Uggabugga has a failsafe plan to end the war in Iraq:

Here's the plan -

Withdraw troops from Iraq as soon as logistically possible. - That will meet with approval by most Americans.

Install Ahmed Chalabi as head of the Iraqi government. - Something the PNAC / AEI / Weekly Standard crowd would love to see.

Pay Haliburton $30 billion to facilitate the transition. - To get Cheney & Co. on board.

Give Fox News Channel, Limbaugh, and Open Source Media* exclusive rights for covering the glorious withdrawal. - That way, the right-wing media will paint a positive picture (and get big ratings).

Have top fashion designers create a fabulous new military outfit for the president to wear throughout this process. - In order to satisfy Bush's uniform fetish.

Send Judy Miller and Bob Woodward to a secret CIA detention facility. - So that we can determine, once and for all, just how effective torture is in extracting information from determined secret-holders.

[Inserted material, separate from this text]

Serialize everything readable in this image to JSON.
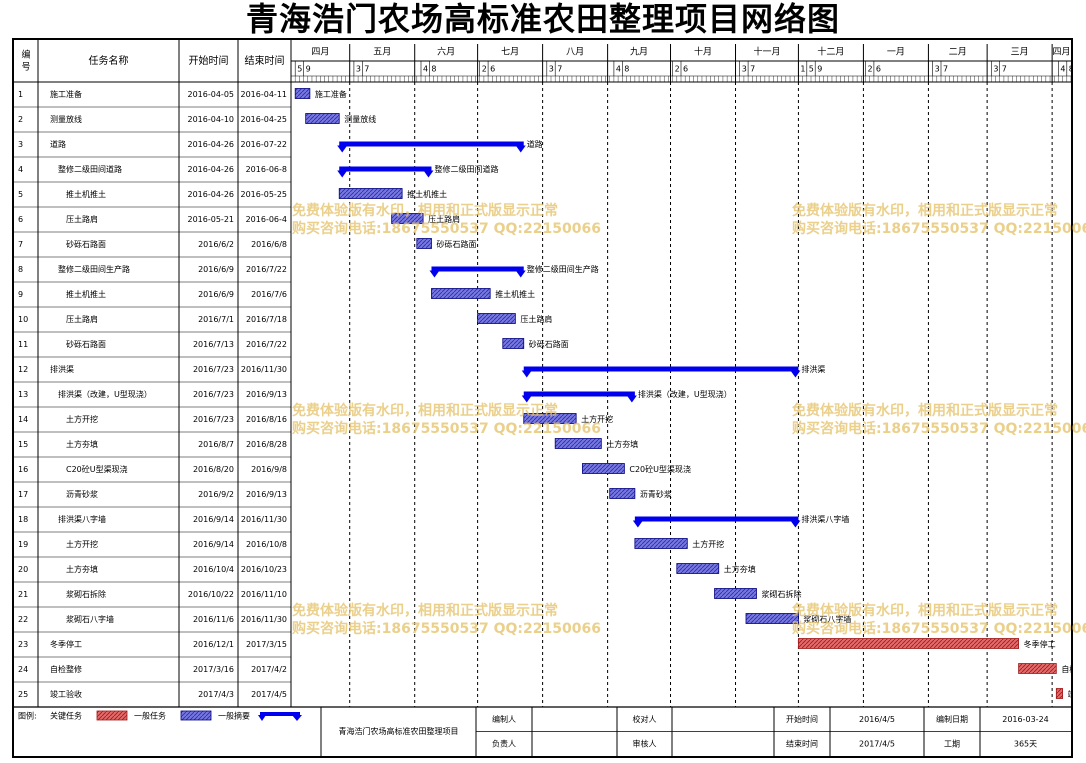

This has nothing to do with an Iraq withdrawal; it's just a crowd-pleaser.

$100 million to Jack Abramoff. - To organize a never-ending series of golfing trips to Scotland and the Marianas, keeping the Republicans away from the House and Senate (and media) until after the '06 elections.

Presidential Medals of Freedom for everybody! - With the proviso that recipients take the Tenet Pledge (to remain silent about all Iraq-related decisions). That should eliminate any remaining opposition.

Put Karen Hughes in charge of a new public awareness campaign. - Slogan: Retreating with Respectability.

* - or whatever they're calling themselves now.